A new book is out, entitled “The Nurses: A Year of Secrets, Drama, and Miracles With the Heroes of the Hospital.” The author, Alexandra Robbins, spent four years interviewing nurses to find out their perspectives on our health care system. Some of her conclusions are ones that are well-known to those who work in, or with, our medical system.
If you want to know which doctor to see, ask a nurse who has worked with the doctors you are considering. If you want to know how a hospital treats its patients, don’t ask a doctor, ask a nurse instead. Do patients who are wealthy or well-connected get better treatment? The book notes that many hospitals have different rooms, and sometimes even different floors, where the affluent and influential patients receive better, or at least more comfortable, care than ordinary people.
One of the conclusions, however, is one that the public likely does know about: don’t get sick in July. It’s not because of the heat, or vacation schedules, it’s because the “residents” start their two or three year shift of specialized training on July 1 of each year. If you go to a teaching hospital, such as the U.W., Swedish, or Children’s, much of the care will be provided by residents. That’s how teaching hospitals teach new doctors. That’s why, in such hospitals, there is often a gaggle of young doctors accompanying your doctor when he visits you at the bedside.
A resident is a real doctor who has received his/her medical degree, but the residency is to provide additional training in the specialty chosen by the new doctor, e.g., internal medicine, obstetrics, or urology. But the residents also “rotate” through different specialties, for short periods of time, so they get a broader picture of the medical system in which they will work. So the resident doctor who examines your prostate or does a vaginal exam may be an orthopedic doctor-in-training.
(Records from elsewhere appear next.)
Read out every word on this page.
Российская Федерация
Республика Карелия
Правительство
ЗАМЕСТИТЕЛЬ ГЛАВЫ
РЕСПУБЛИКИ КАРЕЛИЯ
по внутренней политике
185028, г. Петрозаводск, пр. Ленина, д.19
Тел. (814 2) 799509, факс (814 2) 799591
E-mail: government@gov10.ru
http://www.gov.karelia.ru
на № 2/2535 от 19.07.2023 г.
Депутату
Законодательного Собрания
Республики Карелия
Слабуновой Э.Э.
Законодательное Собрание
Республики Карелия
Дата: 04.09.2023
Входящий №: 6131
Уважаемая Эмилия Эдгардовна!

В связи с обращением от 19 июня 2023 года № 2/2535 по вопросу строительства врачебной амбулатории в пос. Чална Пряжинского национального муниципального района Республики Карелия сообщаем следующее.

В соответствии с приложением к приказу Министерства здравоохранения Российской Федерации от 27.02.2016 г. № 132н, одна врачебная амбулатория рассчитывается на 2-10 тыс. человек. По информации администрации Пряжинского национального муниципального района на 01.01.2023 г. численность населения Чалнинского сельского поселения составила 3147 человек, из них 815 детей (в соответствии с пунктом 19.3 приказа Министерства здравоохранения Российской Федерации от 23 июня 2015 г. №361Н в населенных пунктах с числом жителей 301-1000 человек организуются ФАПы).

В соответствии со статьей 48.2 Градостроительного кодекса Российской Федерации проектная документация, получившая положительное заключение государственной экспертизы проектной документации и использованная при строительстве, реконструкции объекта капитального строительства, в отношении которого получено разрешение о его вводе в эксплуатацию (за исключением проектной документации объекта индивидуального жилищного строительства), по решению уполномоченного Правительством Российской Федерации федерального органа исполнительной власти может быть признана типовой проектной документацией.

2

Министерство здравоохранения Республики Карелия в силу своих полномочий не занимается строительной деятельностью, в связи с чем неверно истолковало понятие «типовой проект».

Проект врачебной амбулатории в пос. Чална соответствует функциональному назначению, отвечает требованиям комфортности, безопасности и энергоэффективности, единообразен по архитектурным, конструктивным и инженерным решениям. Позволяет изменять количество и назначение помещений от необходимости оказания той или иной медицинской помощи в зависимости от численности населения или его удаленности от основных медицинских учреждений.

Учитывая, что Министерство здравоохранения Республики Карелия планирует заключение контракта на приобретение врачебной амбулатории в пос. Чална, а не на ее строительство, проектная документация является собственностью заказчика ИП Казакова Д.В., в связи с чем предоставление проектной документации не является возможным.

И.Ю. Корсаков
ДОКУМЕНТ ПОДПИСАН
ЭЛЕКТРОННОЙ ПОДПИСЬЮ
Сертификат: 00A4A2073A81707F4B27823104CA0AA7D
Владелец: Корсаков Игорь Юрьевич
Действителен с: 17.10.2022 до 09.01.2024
The problem, as the book points out, is that the new doctors often don’t know what they do not know, and are reluctant to ask nurses or other “lesser” care providers for help. And they are also reluctant to ask the attending doctor for fear this will reflect badly on them.
This changeover in residents has been tied to increases in medical errors, medication mistakes, length of hospital stays, and even death rates. In England, the shift change occurs in August of each year, and some doctors call if the “August Killing Season.” So if you get sick enough to be admitted to a major hospital and have some choices as to time of admission, make it later in the year instead of July.